The actuator also includes a means for preventing the first strip from moving proximally beyond a predetermined amount and thereby causing the end effector to bend only up to a predetermined angle. This is done by limiting the movement of the drive shaft 122, by correctly sizing the length of the teeth 133. A preferred maximum angle for end effector articulation is 90 degrees. In addition, the predetermined angle is such that the links never make contact with one another. FIG. 7 shows the instrument in its articulated position.


Lastly, it is preferred that device 10 be sterilized. This can be done by any number of ways known to those skilled in the art including beta or gamma radiation, ethylene oxide, steam.

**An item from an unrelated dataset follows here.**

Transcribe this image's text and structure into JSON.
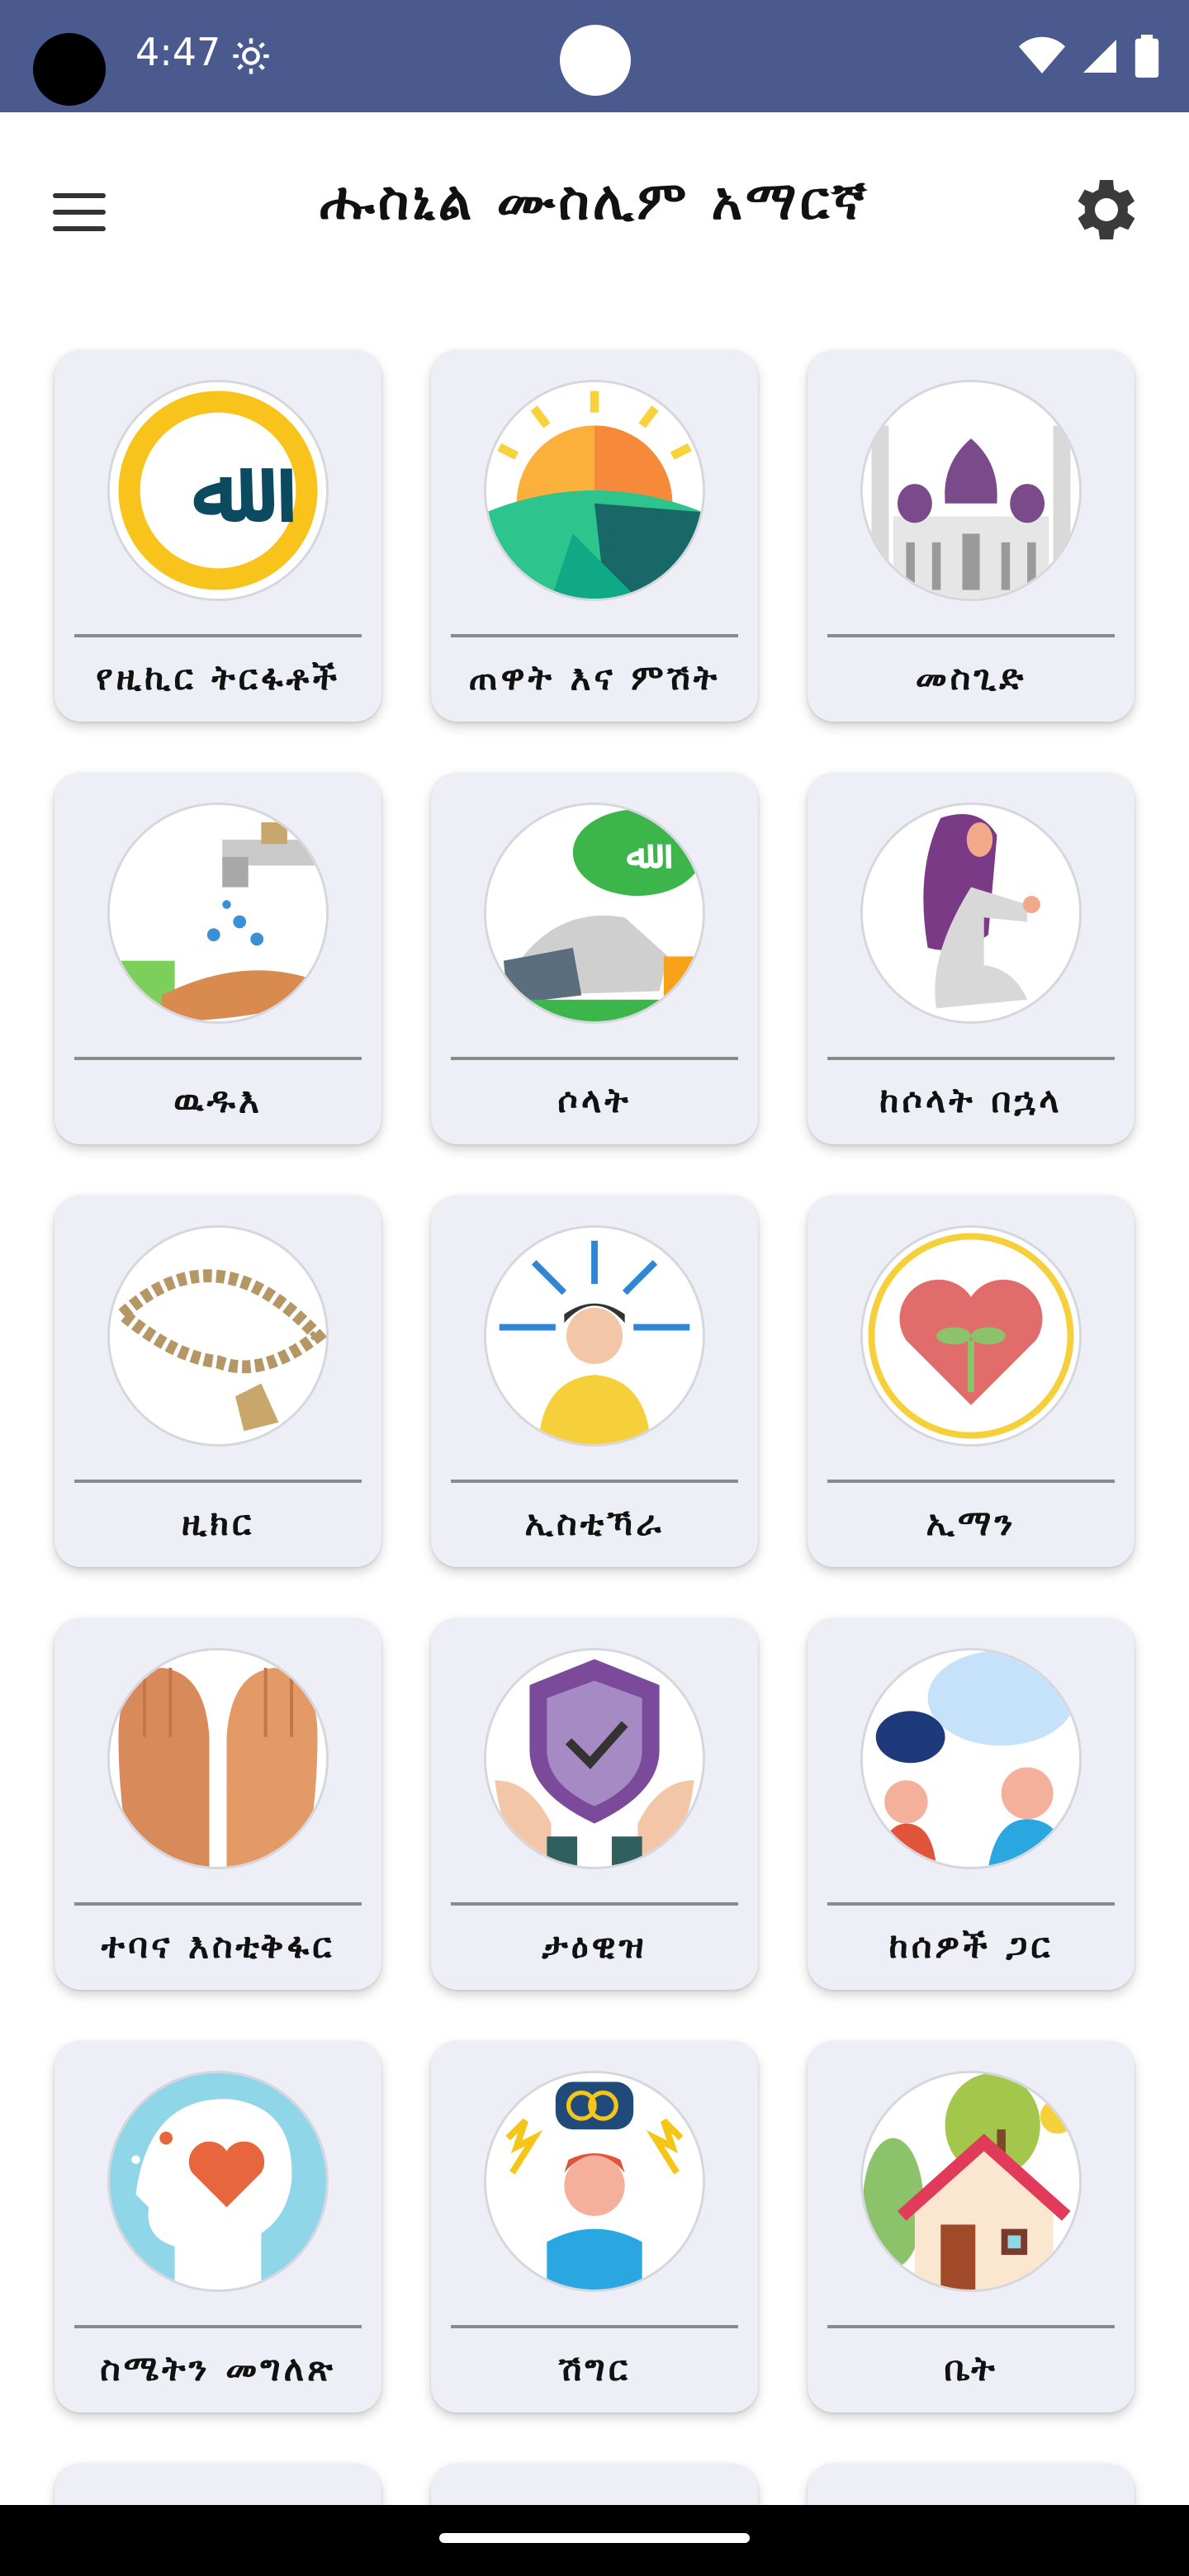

It will become readily apparent to those skilled in the art that the above invention has equally applicability to other types of implantable bands. For example, bands are used for the treatment of fecal incontinence. One such band is described in U.S. Pat. No. 6,461,292 which is hereby incorporated herein by reference. Bands can also be used to treat urinary incontinence. One such band is described in U.S. Patent Application 2003/0105385 which is hereby incorporated herein by reference. Bands can also be used to treat heartburn and/or acid reflux. One such band is described in U.S. Pat. No. 6,470,892 which is hereby incorporated herein by reference. Bands can also be used to treat impotence. One such band is described in U.S. Patent Application 2003/0114729 which is hereby incorporated herein by reference.

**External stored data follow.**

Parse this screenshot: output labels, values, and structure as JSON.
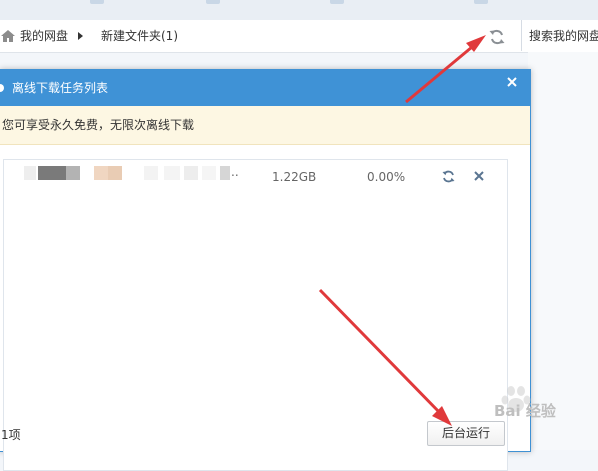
{
  "breadcrumb": {
    "root": "我的网盘",
    "folder": "新建文件夹(1)"
  },
  "search": {
    "placeholder": "搜索我的网盘"
  },
  "dialog": {
    "title": "离线下载任务列表",
    "notice": "您可享受永久免费，无限次离线下载",
    "tasks": [
      {
        "name": "..",
        "size": "1.22GB",
        "progress": "0.00%"
      }
    ],
    "count": "1项",
    "background_button": "后台运行"
  },
  "watermark": {
    "text": "Bai 经验"
  },
  "colors": {
    "title_bar": "#3f92d6",
    "notice_bg": "#fdf7e3",
    "arrow": "#e0393b"
  }
}
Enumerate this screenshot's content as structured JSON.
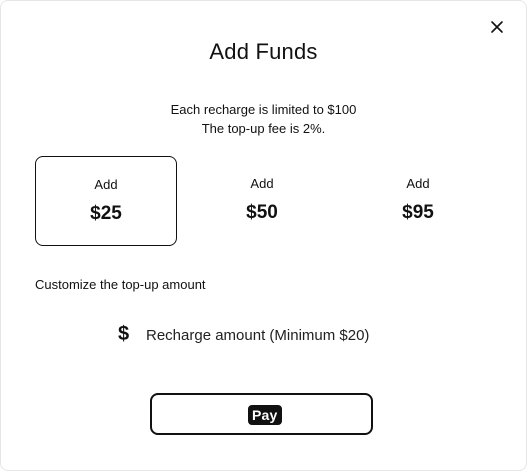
{
  "dialog": {
    "title": "Add Funds",
    "info_line1": "Each recharge is limited to $100",
    "info_line2": "The top-up fee is 2%."
  },
  "options": [
    {
      "label": "Add",
      "amount": "$25",
      "selected": true
    },
    {
      "label": "Add",
      "amount": "$50",
      "selected": false
    },
    {
      "label": "Add",
      "amount": "$95",
      "selected": false
    }
  ],
  "custom": {
    "label": "Customize the top-up amount",
    "currency_symbol": "$",
    "placeholder": "Recharge amount (Minimum $20)",
    "value": ""
  },
  "pay_button": {
    "label": "Pay"
  },
  "icons": {
    "close": "close-icon"
  }
}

While preferred embodiments of the present invention have been shown and described herein, it will be obvious to those skilled in the art that such embodiments are provided by way of example only. Numerous variations, changes, and substitutions will now occur to those skilled in the art without departing from the invention. For example, as would be apparent to those skilled in the art, the disclosures herein have equal application in robotic-assisted surgery. In addition, it should be understood that every structure described above has a function and such structure can be referred to as a means for performing that function. Accordingly, it is intended that the invention be limited only by the spirit and scope of the appended claims.

Claims
  • 1. A method for aiding a surgical procedure, said method comprising the steps of: a. providing a surgical instrument comprising an elongated shaft having a distal end, a proximal end and a longitudinal axis therebetween, said distal end having an end effector attached thereto, said shaft having a first strip running along said longitudinal axis and attached to said end effector, and a second strip, parallel to said first strip, running along said longitudinal axis from said distal end of said shaft to said distal end of said end effector where it is attached thereto, said end effector comprising a plurality of spaced apart links disposed along said longitudinal axis between said distal end of the end effector said distal end of said shaft such that said strips run through said links, and each link is attached to at least one strip; b. inserting said instrument to a desired location in a body; c. curving said instrument by moving said first strip proximally; d. preventing said first strip from moving proximally beyond a predetermined amount and thereby causing said end effector to bend only up to a predetermined angle; and e. preventing said links from making contact with one another.
  • 2. The method of claim 1 further including the step of sterilizing said device after steps a-e.
  • 3. The method of claim 1 further including the step of dissecting tissue with said end effector.